Pipes burst at Zimmerman Library at the University of New Mexico in 2007 and in Albuquerque Public Schools in 2009, causing thousands of dollars in damages, but it could have been prevented, she said.
Salazar said people often rely on electric tape or water heaters, but winter storms can cause power outages, making the items ineffective.
"People don't think about it until it happens," she said.
She said people are also reluctant to spend money on preventive measures because of the economy, but if pipes rupture, the cost will be far more damaging.
Many people do not realize that ICE-LOC does not have to be used in piping throughout the entire house, but just in problem areas, such as pipes in basements, ceilings and outside faucets, she said.
ICE-LOC recently partnered with Viega, a global leader in plumbing and heating technology, and the sole distributor of ICE-LOC. Viega is working on getting the product distributed in hardware stores across the nation and distributing the product internationally.

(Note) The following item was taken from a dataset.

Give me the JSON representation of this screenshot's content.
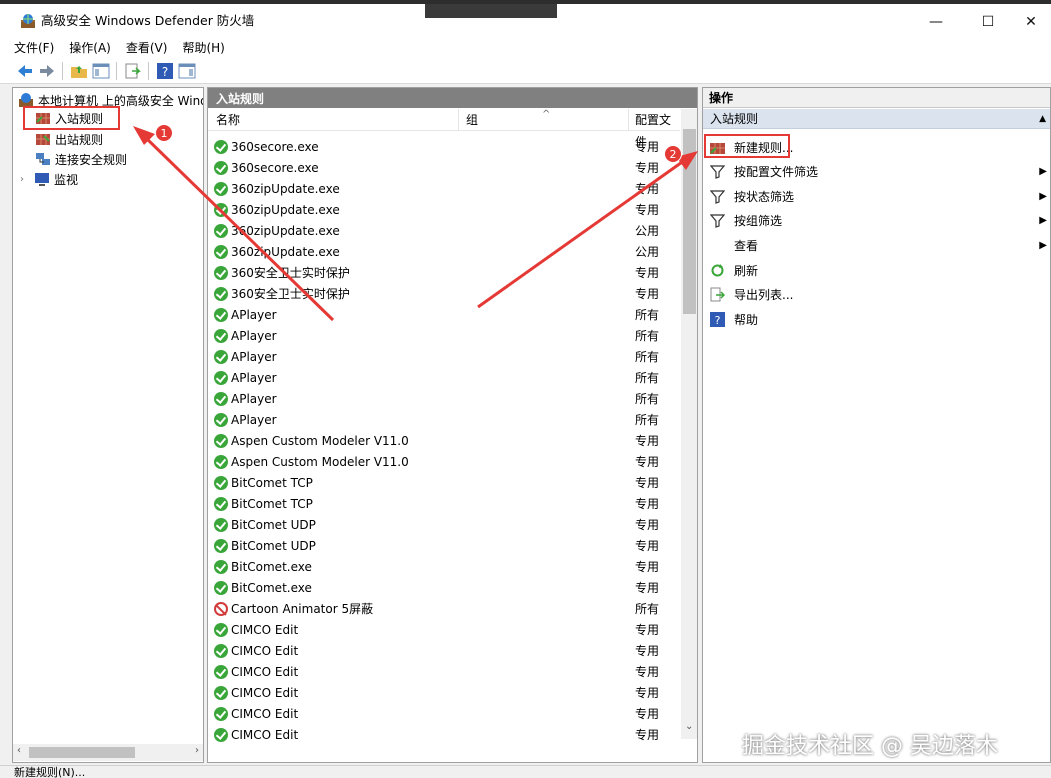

ICE-LOC is also working with troops at Fort Drum in New York, and Salazar said installing ICE-LOC in military bases can help make living conditions for the troops safer.
She said her dad has a background in science and engineering and saw a need for the product. He experimented with more than 40 manufacturers until he found one that worked.
"He likes to solve problems," Salazar said. "He likes a challenge."
ICE-LOC also took a step forward in April when Sandia Laboratories, in collaboration with Los Alamos National Laboratories, helped ICE-LOC and 319 other New Mexico companies solve technical challenges.
Personnel from the labs were able to create a side-by-side comparison of two pipes, one with ICE-LOC and one without. The pipe without the product burst when frozen, while the pipe with ICE-LOC did not.
The testing at the labs also proved that ICE-LOC does not affect water flow.
"That was a huge thing for us, because that was something people were concerned about with our product," Salazar said.
She said she hopes more people will learn about the product and how a simple preventive measure can increase safety and save money in the home. Although it has been a long process, Salazar said she and her father are happy with the outcome.
"It's been a challenge, but it's exciting," she said.